Par la suite, la thérapie de cette personne fut complétée par deux ou trois séances durant lesquelles j’évoquais consciemment -hors hypnose- certains éléments des contenus amnésiés. La première fois (après les deux séances d’hypnose profonde avec amnésie), j’ai mentionné le fait que j’avais aperçu un « caleçon » dans le petit parc à côté du centre de santé mentale où nous étions et, à la séance suivante, que j’avais vu une personne dormir sur le seuil d’une maison. Très étonnement, lors de ces deux séances distantes d’une semaine, la patiente est entrée spontanément et immédiatement en transe en disant lentement un « Ah, ouiiii » ! Transe « spontanée » dont elle ressortait immédiatement en semblant avoir complètement oublié ce qui venait de se passer.

Peu de temps après elle m’apprit qu’elle n’avait plus aucune douleur et avait arrêté toute médication, que son rhumatologue ne remarquait plus aucune anomalie dans la vitesse de sédimentation (à l’époque on ne se servait pas encore de la CRP). La thérapie s’arrêtait donc là et lors de la troisième séance après celle en hypnose profonde, elle me déclara, à brûle pourpoint , « qu’elle ne croyait pas un instant à cette histoire d’abus sexuels avec son père dont je lui avais parlé ». Ceci à mon grand étonnement puisque je n’avais pas abordé ce sujet sauf, de manière totalement indirecte en évoquant un caleçon puis quelqu’un qui dormait sur un seuil de porte.

 

TROIS NIVEAUX DE PSYCHOSOMATIQUE

La base des inductions utilisationnelles et du travail qui suit en PTR est le recours au corps, aux ressentis corporels. A propos des émotions, le thérapeute questionne constamment : Où est-elle dans le corps? Dans quelle partie du corps s’exprime-t-elle ?
Que l’émotion soit positive ou négative, le thérapeute invite toujours le patient à porter son attention sur la zone corporelle dans laquelle elle s’exprime.
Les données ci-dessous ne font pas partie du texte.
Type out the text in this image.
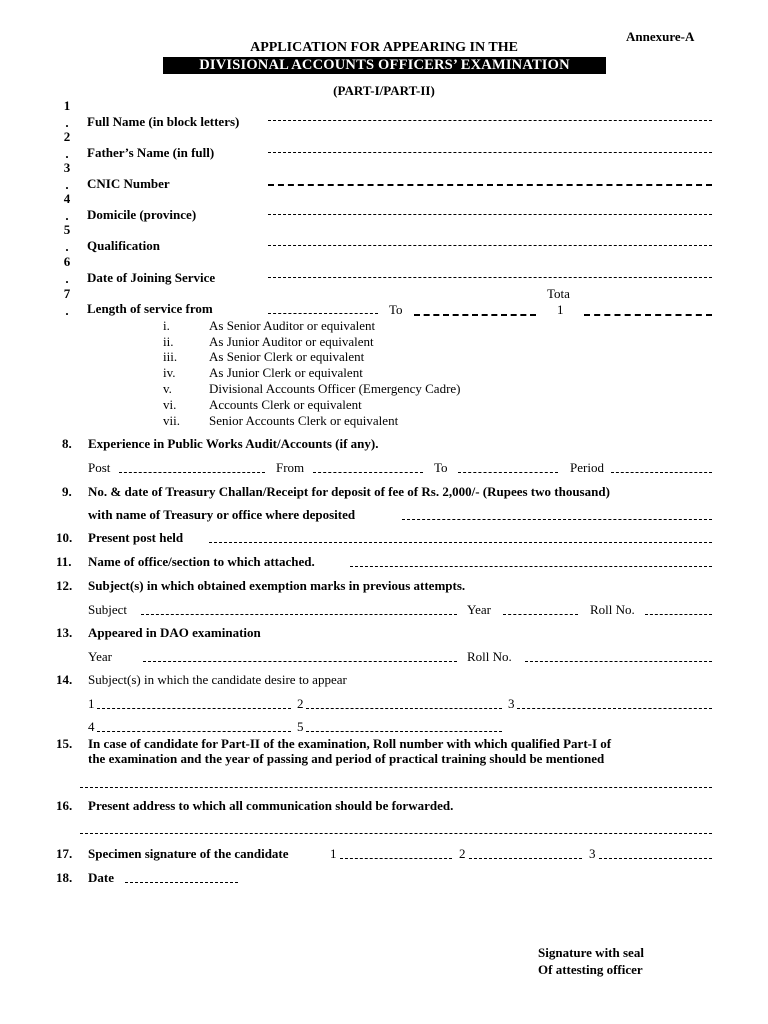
Annexure-A
APPLICATION FOR APPEARING IN THE
DIVISIONAL ACCOUNTS OFFICERS’ EXAMINATION
(PART-I/PART-II)
1
.	Full Name (in block letters)
2
.	Father’s Name (in full)
3
.	CNIC Number
4
.	Domicile (province)
5
.	Qualification
6
.	Date of Joining Service
7
.	Length of service from	To
Tota
1
i.	As Senior Auditor or equivalent
ii.	As Junior Auditor or equivalent
iii. As Senior Clerk or equivalent
iv.	As Junior Clerk or equivalent
v.	Divisional Accounts Officer (Emergency Cadre)
vi.	Accounts Clerk or equivalent
vii. Senior Accounts Clerk or equivalent
8. Experience in Public Works Audit/Accounts (if any).
Post	From	To	Period
9. No. & date of Treasury Challan/Receipt for deposit of fee of Rs. 2,000/- (Rupees two thousand)
with name of Treasury or office where deposited
10. Present post held
11. Name of office/section to which attached.
12. Subject(s) in which obtained exemption marks in previous attempts.
Subject	Year	Roll No.
13. Appeared in DAO examination
Year	Roll No.
14. Subject(s) in which the candidate desire to appear
1	2	3
4	5
15. In case of candidate for Part-II of the examination, Roll number with which qualified Part-I of
the examination and the year of passing and period of practical training should be mentioned
16. Present address to which all communication should be forwarded.
17. Specimen signature of the candidate	1	2	3
18. Date
Signature with seal
Of attesting officer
Puis il l’invite à intensifier cette sensation…et à constater qu’il a une maîtrise sur cette sensation / émotion.

 

1. Les manifestations psychosomatiques

Nous entendons par ce vocable les sensations habituelles qui se manifestent dans le corps du patient et qui souvent précèdent ou accompagnent l’expression d’une émotion : j’ai une boule dans la gorge, un nœud, une sensation de feu ou d’acide dans le ventre…
J’ai un poids sur la poitrine, j’étouffe. J’ai une ceinture qui me serre le plexus solaire ou une pointe qui s’y enfonce. Je suis comme étranglé, la gorge se serre, j’étouffe. J’ai la tête qui enfle, elle est pressée par un étau. Etc.

Autant d’expressions idiosyncratiques à réutiliser pour demander au patient d’amplifier ses douleurs afin d’avoir un contrôle, une maîtrise sur elles…même si c’est « d’abord dans le mauvais sens ».

« Elle poussa un cri suivi immédiatement d’un soupir de
soulagement devant l’immensité de la tristesse
qui disparaissait presque totalement. »

Cette demande sera suivie d’invitations à observer et à décrire ce qui se passe dans le corps, la sensation peut alors varier, se déplacer ailleurs, se transformer de quelque manière que ce soit. Le thérapeute vise à ce que cette manifestation sensorielle se retransforme en émotions qui en étaient à l’origine. Quasi toujours ces émotions ramènent la ou les scènes qui les avaient créées. Le travail habituel en PTR consiste alors à « désensibiliser » c-à-d transformer le souvenir et les émotions afférentes.(2). Ce travail de fond sur les souvenirs est indispensable.
Il est faux de croire qu’un travail symbolique/imaginaire axé uniquement sur les lésions touchées peut suffire. Par contre, il pourra utilement compléter le travail de fond en cas de maladie psychosomatique.

 

2. Les maladies psychosomatiques légères

Remontées acides, ulcères, béances de cardias, hernies hiatales, colons irritables, anismes, etc. ces maladies et leurs manifestations douloureuses offrent une « entrée » pour le travail thérapeutique. Elles sont une véritable chance pour thérapeute et patient afin de retrouver les émotions et les souvenirs, souvent amnésiés, qui les ont fait naître, ce qui mène à la guérison du trauma.
Pour faire simple, le thérapeute transforme le vakog complet du souvenir et les scénarios d’impuissance ce qui permet de réveiller les besoins restés jusque-là inconscients et donne souvent lieu au développement d’un Processus autonome auto-thérapeutique.
Ce processus permet aux émotions dissociées dans la manifestation psychosomatique
(phénomène hypnotique dont on a avantage à considérer la fonction protectrice) de s’exprimer (retour du refoulé) puis de s’apaiser enfin.
Les scénarios réparateurs que le thérapeute a permis d’éliciter et qui s’imposent au patient, sont fréquemment mis en action avec la PTR, ils offrent une guérison rapide et douce, presque magique.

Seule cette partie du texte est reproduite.